Voici un exemple de « menu protéiné local sur une journée » que je donne à mes élèves qui mangent à l’extérieur (avec un objectif d’environ 130 à 150 grammes de protéines par jour) :
| Repas | Exemple de choix local | Protéines approximatives |
|---|---|---|
| Petit-déjeuner | Petit-déjeuner traditionnel : crêpe aux œufs au thon/émincé de porc + lait de soja sans sucre, ou poitrine de poulet + œuf au thé de supérette | 25 à 30 grammes |
| Déjeuner | Au self-service : un morceau de poisson vapeur ou une cuisse de poulet sans peau + une portion de tofu + des légumes verts + un demi-bol de riz | 35 à 40 grammes |
| Collation de l’après-midi | Yaourt nature ou yaourt grec sans sucre de supérette + un œuf au thé | 15 à 20 grammes |
| Dîner | Fondue chinoise (avec plusieurs assiettes de viande, du tofu et des légumes, bouillon clair) ou poulet poché, tofu séché et légumes verts chez le vendeur de plats braisés | 35 à 45 grammes |
| Avant le coucher | Lait de soja sans sucre ou une portion de protéine de lactosérum | 20 à 25 grammes |
Points clés pour éviter les pièges de la restauration extérieure à Taïwan :
- Les boissons aux perles sont la reine des calories invisibles : une boisson sucrée à pleine dose peut annuler tout le déficit que vous avez péniblement construit dans la journée. Pendant la période de perte de graisse, passez au sans sucre, réduisez le sucre, ou arrêtez carrément — c’est l’effet le plus immédiat.
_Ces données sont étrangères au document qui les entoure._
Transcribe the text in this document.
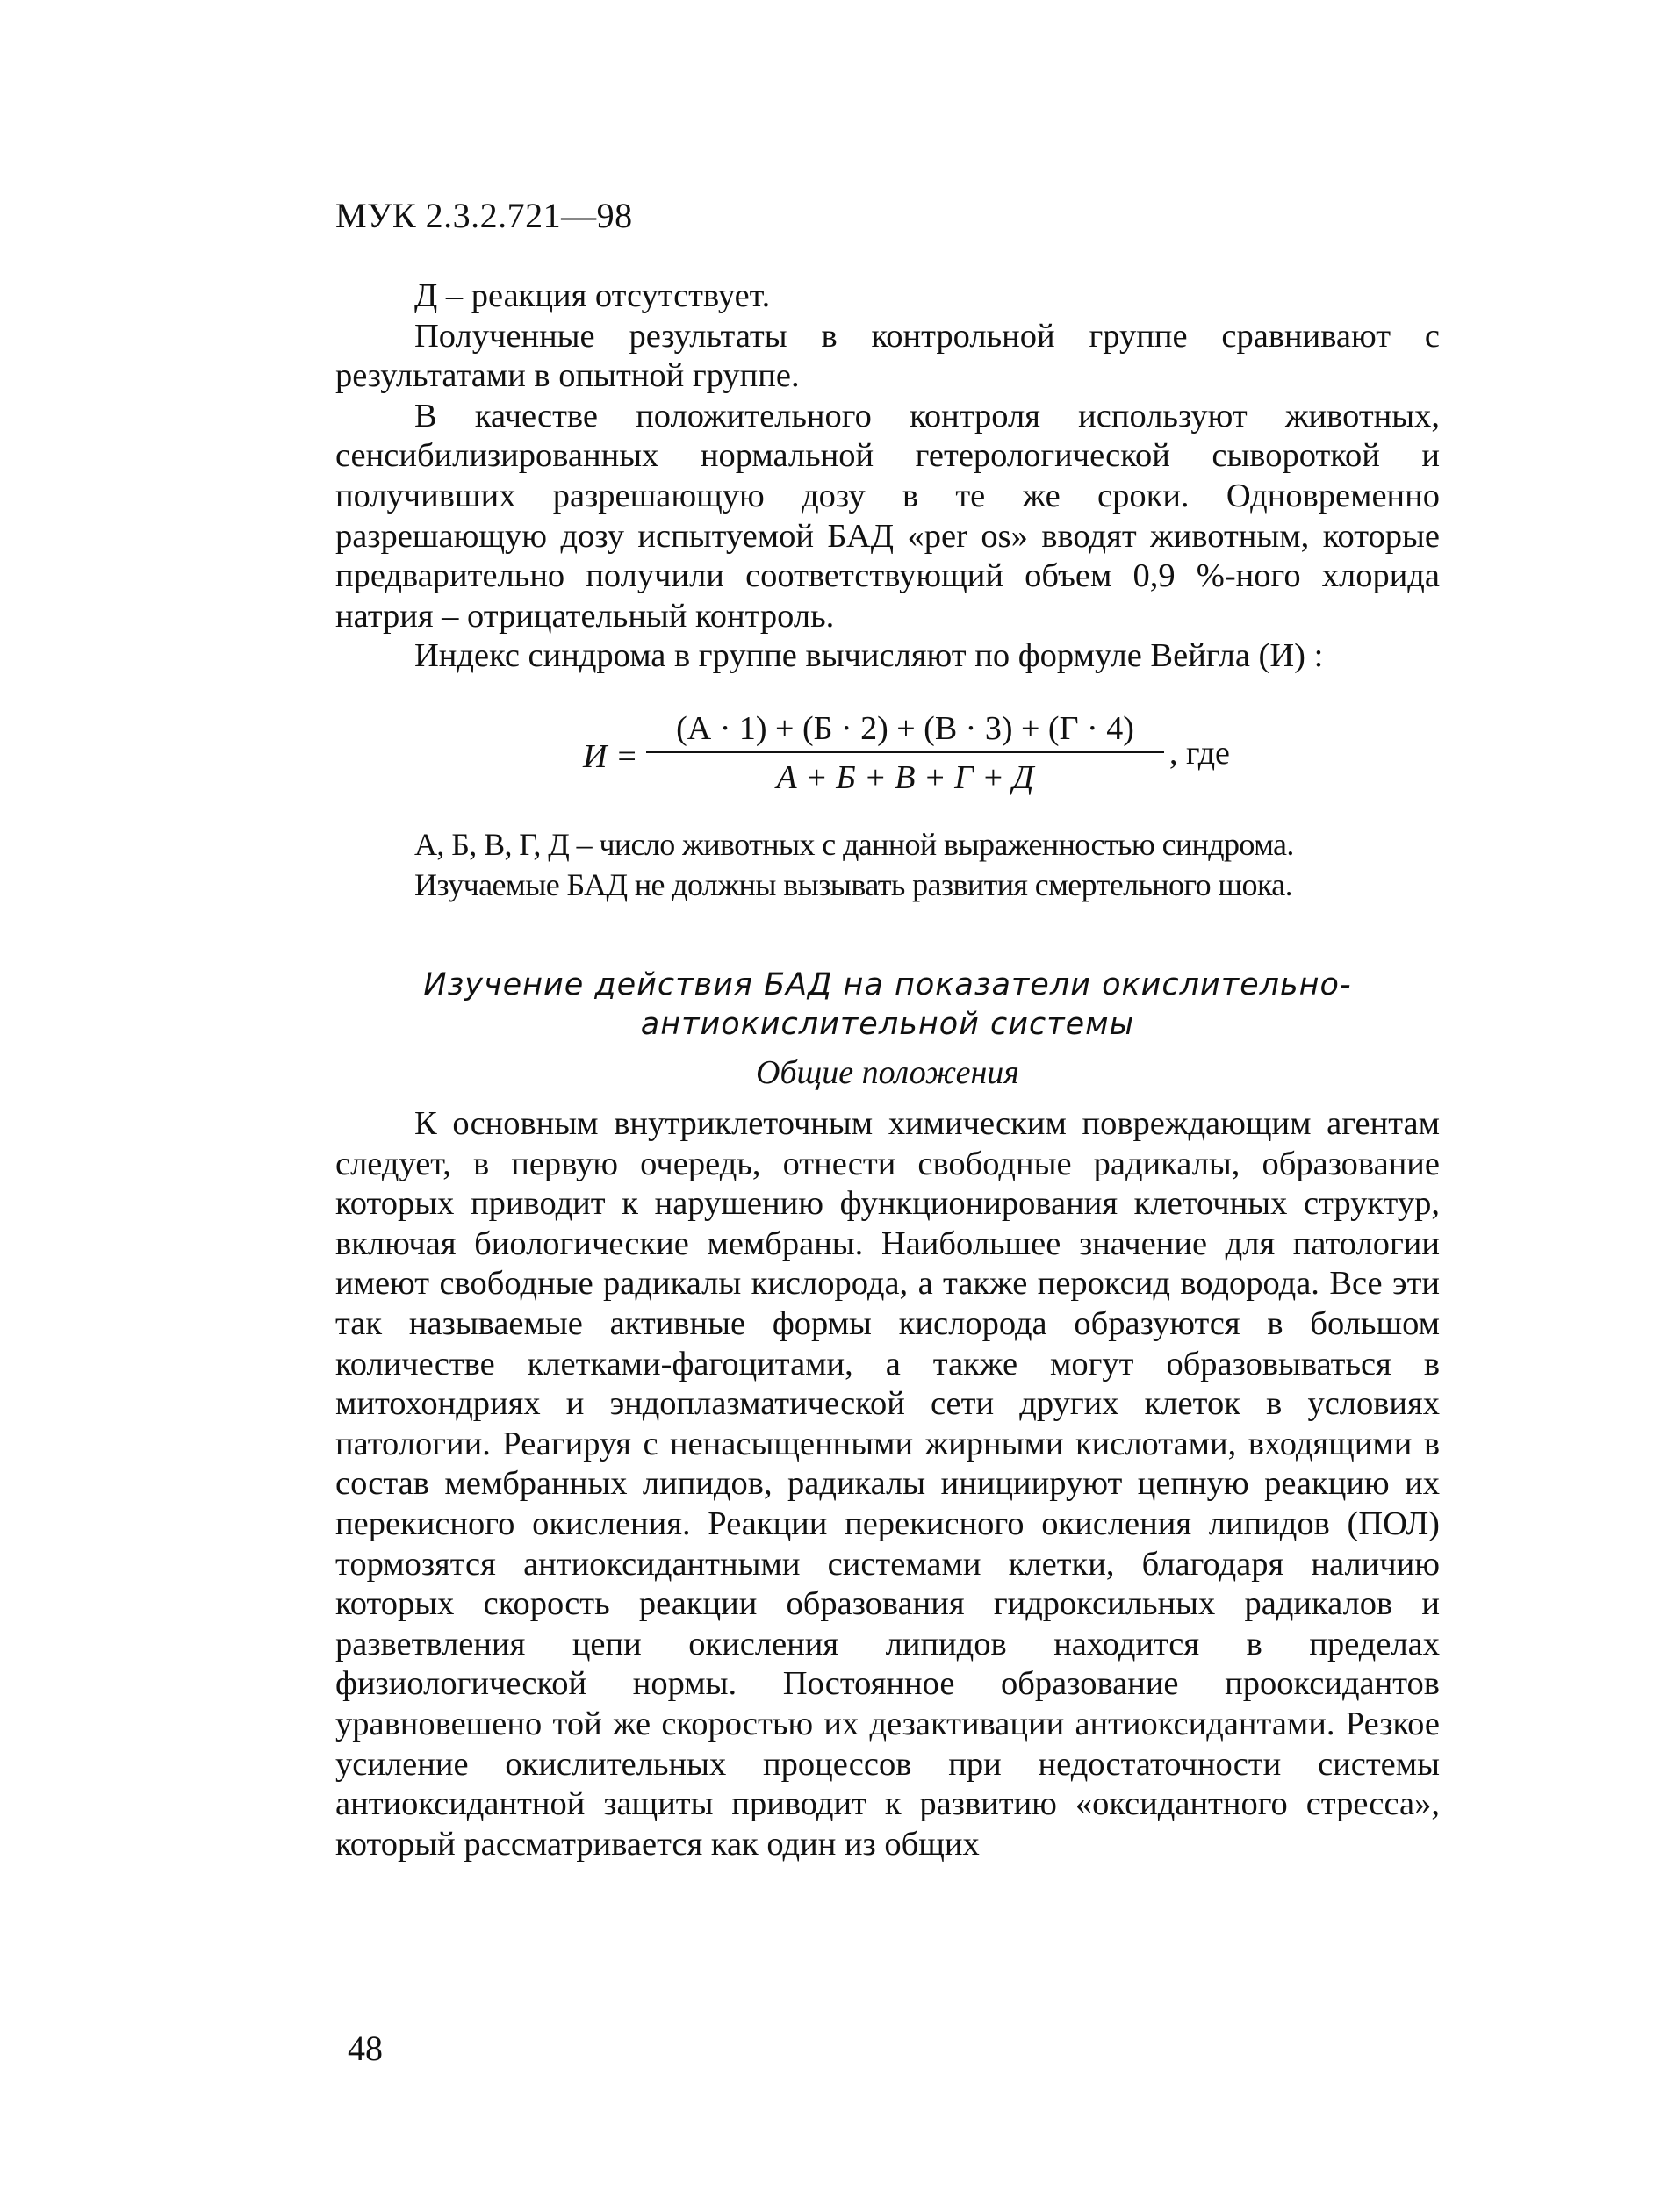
МУК 2.3.2.721—98

Д – реакция отсутствует.

Полученные результаты в контрольной группе сравнивают с результатами в опытной группе.

В качестве положительного контроля используют животных, сенсибилизированных нормальной гетерологической сывороткой и получивших разрешающую дозу в те же сроки. Одновременно разрешающую дозу испытуемой БАД «per os» вводят животным, которые предварительно получили соответствующий объем 0,9 %-ного хлорида натрия – отрицательный контроль.

Индекс синдрома в группе вычисляют по формуле Вейгла (И) :

И =
(А · 1) + (Б · 2) + (В · 3) + (Г · 4)
А + Б + В + Г + Д
, где

А, Б, В, Г, Д – число животных с данной выраженностью синдрома.

Изучаемые БАД не должны вызывать развития смертельного шока.

Изучение действия БАД на показатели окислительно-
антиокислительной системы
Общие положения

К основным внутриклеточным химическим повреждающим агентам следует, в первую очередь, отнести свободные радикалы, образование которых приводит к нарушению функционирования клеточных структур, включая биологические мембраны. Наибольшее значение для патологии имеют свободные радикалы кислорода, а также пероксид водорода. Все эти так называемые активные формы кислорода образуются в большом количестве клетками-фагоцитами, а также могут образовываться в митохондриях и эндоплазматической сети других клеток в условиях патологии. Реагируя с ненасыщенными жирными кислотами, входящими в состав мембранных липидов, радикалы инициируют цепную реакцию их перекисного окисления. Реакции перекисного окисления липидов (ПОЛ) тормозятся антиоксидантными системами клетки, благодаря наличию которых скорость реакции образования гидроксильных радикалов и разветвления цепи окисления липидов находится в пределах физиологической нормы. Постоянное образование прооксидантов уравновешено той же скоростью их дезактивации антиоксидантами. Резкое усиление окислительных процессов при недостаточности системы антиоксидантной защиты приводит к развитию «оксидантного стресса», который рассматривается как один из общих

48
- Sauces épaissies, fritures, aigre-doux, trois tasses (san bei) : ce sont les pièges caloriques du self-service. Pour un même morceau de poulet, la différence entre cuit à la vapeur et préparé « trois tasses » est énorme. Privilégiez la vapeur, le rôti, le braisé et le bouilli.
- Le climat chaud et humide exige une attention à l’hydratation et aux électrolytes : l’été taïwanais est humide et chaud, on transpire beaucoup à l’entraînement, et en période de perte de graisse on manque facilement d’eau et de sodium. Ne confondez pas « soif » avec « faim », et n’ayez pas peur de boire de l’eau par crainte de la rétention d’eau — la déshydratation est bien plus néfaste pour l’entraînement et la santé que ce petit chiffre sur la balance.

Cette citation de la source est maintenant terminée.